Pandangan terhadap kurikulum tersebut menunjukkan bahwa kurikulum bukan sekadar dokumen atau rancangan, melainkan merupakan rencana pembelajaran yang mencakup dimensi pengetahuan, pengalaman, dan pengembangan karakter. Melalui pertimbangan proses belajar, perkembangan individu, dan kebutuhan masyarakat, kurikulum modern harus fleksibel, terpadu, dan mencerminkan urutan perkembangan yang sesuai untuk memastikan efektivitas pendidikan secara holistik.
Cinta dapat didefinisikan sebagai perasaan atau keadaan yang mendorong seseorang untuk menyayangi, mengasihi, atau menghargai orang lain. Cinta dapat mencakup berbagai bentuk, seperti cinta terhadap pasangan, keluarga, teman, bahkan terhadap sesuatu yang lebih luas. Definisi ini dapat dipahami melalui berbagai perspektif, baik dari filsafat, psikologi, sosiologi, antropologi, hingga agama dan sufistik.
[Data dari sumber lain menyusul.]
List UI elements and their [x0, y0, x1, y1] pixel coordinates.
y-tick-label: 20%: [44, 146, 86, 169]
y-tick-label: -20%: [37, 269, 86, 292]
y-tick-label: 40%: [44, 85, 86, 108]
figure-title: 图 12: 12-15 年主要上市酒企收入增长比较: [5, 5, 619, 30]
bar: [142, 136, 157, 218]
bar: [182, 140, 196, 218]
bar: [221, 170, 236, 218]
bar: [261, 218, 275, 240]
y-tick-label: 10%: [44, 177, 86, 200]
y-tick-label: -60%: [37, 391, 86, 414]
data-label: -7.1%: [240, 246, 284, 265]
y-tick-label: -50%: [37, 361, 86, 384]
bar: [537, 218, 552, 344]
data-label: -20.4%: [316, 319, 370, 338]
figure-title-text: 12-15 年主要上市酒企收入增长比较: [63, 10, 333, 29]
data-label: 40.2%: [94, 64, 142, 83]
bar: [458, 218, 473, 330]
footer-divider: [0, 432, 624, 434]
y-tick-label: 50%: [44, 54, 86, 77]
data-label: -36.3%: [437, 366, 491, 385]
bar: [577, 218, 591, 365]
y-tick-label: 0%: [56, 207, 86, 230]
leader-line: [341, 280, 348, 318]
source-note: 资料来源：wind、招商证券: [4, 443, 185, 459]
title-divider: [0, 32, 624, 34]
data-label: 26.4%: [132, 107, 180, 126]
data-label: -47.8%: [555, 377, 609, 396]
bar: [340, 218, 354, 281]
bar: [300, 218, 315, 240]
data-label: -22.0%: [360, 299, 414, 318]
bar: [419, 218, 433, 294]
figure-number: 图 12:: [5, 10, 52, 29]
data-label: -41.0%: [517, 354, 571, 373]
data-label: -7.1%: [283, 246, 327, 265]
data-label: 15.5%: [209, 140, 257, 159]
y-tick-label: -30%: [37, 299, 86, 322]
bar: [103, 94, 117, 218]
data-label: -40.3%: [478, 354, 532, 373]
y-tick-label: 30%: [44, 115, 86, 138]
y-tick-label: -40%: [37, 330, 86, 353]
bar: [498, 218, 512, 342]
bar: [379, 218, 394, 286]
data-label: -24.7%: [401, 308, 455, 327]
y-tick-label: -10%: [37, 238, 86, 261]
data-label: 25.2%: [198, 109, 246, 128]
Berdasarkan perspektif filsafat, cinta memiliki makna yang mendalam. Plato (428- 348 SM) mengartikan cinta sebagai keinginan untuk bersatu dengan kebaikan yang abadi dan tidak berubah (Plato, 1989). Aristoteles (384-322 SM) melihat cinta secara lebih membumi, yaitu sebagai keinginan untuk kebaikan dan kebahagiaan orang lain (Aristoteles, 2020), sedangkan Jean-Paul Sartre (1905- 1980) menyebut cinta sebagai keputusan untuk memilih dan berkomitmen pada orang lain (Sartre, 1957).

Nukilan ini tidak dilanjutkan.